Deep learning holds immense promise for aiding radiologists in breast cancer detection. However, achieving optimal model performance is hampered by limitations in availability and sharing of data commonly associated to patient privacy concerns. Such concerns are further exacerbated, as traditional deep learning models can inadvertently leak sensitive training information. This work addresses these challenges exploring and quantifying the utility of privacy-preserving deep learning techniques, concretely, (i) differentially private stochastic gradient descent (DP-SGD) and (ii) fully synthetic training data generated by our proposed malignancy-conditioned generative adversarial network. We assess these methods via downstream malignancy classification of mammography masses using a transformer model. Our experimental results depict that synthetic data augmentation can improve privacy-utility tradeoffs in differentially private model training. Further, model pretraining on synthetic data achieves remarkable performance, which can be further increased with DP-SGD fine-tuning across all privacy guarantees. With this first in-depth exploration of privacy-preserving deep learning in breast imaging, we address current and emerging clinical privacy requirements and pave the way towards the adoption of private high-utility deep diagnostic models. Our reproducible codebase is publicly available at https://github.com/RichardObi/mammo_dp.
Paper Structure (8 sections, 2 equations, 2 figures, 1 table)
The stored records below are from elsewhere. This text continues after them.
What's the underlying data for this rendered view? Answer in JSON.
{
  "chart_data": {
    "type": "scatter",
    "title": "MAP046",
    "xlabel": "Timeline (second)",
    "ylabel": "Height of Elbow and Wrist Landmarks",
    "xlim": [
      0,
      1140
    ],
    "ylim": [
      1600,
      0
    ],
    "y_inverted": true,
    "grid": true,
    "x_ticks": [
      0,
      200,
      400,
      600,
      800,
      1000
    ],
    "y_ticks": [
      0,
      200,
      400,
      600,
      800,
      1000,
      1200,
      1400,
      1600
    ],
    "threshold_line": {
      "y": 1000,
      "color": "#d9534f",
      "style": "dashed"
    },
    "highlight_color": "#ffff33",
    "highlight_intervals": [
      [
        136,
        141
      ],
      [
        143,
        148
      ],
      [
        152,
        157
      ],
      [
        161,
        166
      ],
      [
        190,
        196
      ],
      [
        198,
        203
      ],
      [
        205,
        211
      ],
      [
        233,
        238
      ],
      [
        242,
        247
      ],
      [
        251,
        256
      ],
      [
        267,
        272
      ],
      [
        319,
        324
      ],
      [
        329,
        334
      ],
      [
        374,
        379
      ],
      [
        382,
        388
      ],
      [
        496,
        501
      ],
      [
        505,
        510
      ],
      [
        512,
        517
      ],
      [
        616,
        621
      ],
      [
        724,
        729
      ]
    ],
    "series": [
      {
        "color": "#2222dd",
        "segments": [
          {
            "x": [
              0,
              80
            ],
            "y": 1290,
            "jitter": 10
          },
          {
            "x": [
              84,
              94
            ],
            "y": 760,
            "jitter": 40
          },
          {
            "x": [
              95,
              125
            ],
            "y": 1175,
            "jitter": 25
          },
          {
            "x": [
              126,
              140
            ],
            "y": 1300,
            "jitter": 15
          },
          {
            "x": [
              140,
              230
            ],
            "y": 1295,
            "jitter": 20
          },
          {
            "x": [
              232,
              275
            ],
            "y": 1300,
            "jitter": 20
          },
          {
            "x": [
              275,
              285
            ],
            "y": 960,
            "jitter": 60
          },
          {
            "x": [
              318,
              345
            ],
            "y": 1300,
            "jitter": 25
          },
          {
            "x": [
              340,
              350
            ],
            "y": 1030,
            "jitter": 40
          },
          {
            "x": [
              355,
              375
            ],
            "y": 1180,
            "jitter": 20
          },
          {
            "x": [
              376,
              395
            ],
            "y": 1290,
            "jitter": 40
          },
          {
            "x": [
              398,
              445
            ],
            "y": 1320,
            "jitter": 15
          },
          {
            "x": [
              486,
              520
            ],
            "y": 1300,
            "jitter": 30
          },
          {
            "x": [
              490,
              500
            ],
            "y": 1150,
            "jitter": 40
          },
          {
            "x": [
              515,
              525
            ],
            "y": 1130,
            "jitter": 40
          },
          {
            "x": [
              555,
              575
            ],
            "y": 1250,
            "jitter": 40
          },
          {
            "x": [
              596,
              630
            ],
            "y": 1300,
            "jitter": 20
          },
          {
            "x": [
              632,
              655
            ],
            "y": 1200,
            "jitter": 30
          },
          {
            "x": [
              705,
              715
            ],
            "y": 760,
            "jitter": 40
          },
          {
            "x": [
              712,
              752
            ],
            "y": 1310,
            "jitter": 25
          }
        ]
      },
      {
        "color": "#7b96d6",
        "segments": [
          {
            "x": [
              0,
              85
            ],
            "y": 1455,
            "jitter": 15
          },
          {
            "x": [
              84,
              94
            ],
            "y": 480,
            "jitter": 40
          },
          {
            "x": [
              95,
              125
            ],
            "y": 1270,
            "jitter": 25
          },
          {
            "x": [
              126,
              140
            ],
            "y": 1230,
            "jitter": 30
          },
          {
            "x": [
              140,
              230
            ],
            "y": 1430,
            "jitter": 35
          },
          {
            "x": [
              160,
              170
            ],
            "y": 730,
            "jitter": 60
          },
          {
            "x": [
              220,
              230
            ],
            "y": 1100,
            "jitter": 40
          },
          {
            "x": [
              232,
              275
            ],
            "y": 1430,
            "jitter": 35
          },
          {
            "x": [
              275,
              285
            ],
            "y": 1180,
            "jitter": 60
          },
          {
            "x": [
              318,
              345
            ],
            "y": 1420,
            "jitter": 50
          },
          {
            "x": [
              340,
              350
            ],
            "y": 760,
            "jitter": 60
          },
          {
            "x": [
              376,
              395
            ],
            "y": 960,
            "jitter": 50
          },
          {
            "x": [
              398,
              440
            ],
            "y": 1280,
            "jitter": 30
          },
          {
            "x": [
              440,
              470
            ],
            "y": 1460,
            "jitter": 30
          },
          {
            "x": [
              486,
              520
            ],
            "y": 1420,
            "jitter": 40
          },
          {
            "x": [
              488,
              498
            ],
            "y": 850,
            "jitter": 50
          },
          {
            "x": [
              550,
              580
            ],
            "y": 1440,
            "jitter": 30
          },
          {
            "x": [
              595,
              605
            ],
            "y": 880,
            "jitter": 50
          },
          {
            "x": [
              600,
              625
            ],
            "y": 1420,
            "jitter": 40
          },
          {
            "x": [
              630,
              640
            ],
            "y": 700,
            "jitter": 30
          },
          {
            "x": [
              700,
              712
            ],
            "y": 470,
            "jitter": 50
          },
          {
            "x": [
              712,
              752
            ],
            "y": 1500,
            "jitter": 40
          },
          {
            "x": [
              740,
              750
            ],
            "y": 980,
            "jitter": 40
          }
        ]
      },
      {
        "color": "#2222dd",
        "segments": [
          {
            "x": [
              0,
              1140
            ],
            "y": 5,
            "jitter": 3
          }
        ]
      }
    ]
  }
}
This paper contains 8 sections, 2 equations, 2 figures, 1 table.

Figures (2)

  • Figure 1: Overview of our privacy-preserving deep learning pipeline and malignancy-conditioned generative adversarial network (MCGAN).
  • Figure 2: Qualitative and quantitative synthesis results: Images are randomly selected malignant and benign real (CBIS-DDSM Lee2017) and MCGAN-generated masses. ImageNet deng2009imagenet and RadImageNet osuala2023mediganmei2022radimagenet based FID heusel2017gans and FRD osuala2024towards scores are reported as mean $\pm$ standard deviation based on 3 subsets randomly sampled per patient (N$_{\mathrm{real}}\approx360$, N$_{\mathrm{syn}}\approx3240$). Row 4 indicates an BCDR-basedlopez2012bcdr upper bound for comparison with synthetic data metrics in row 1.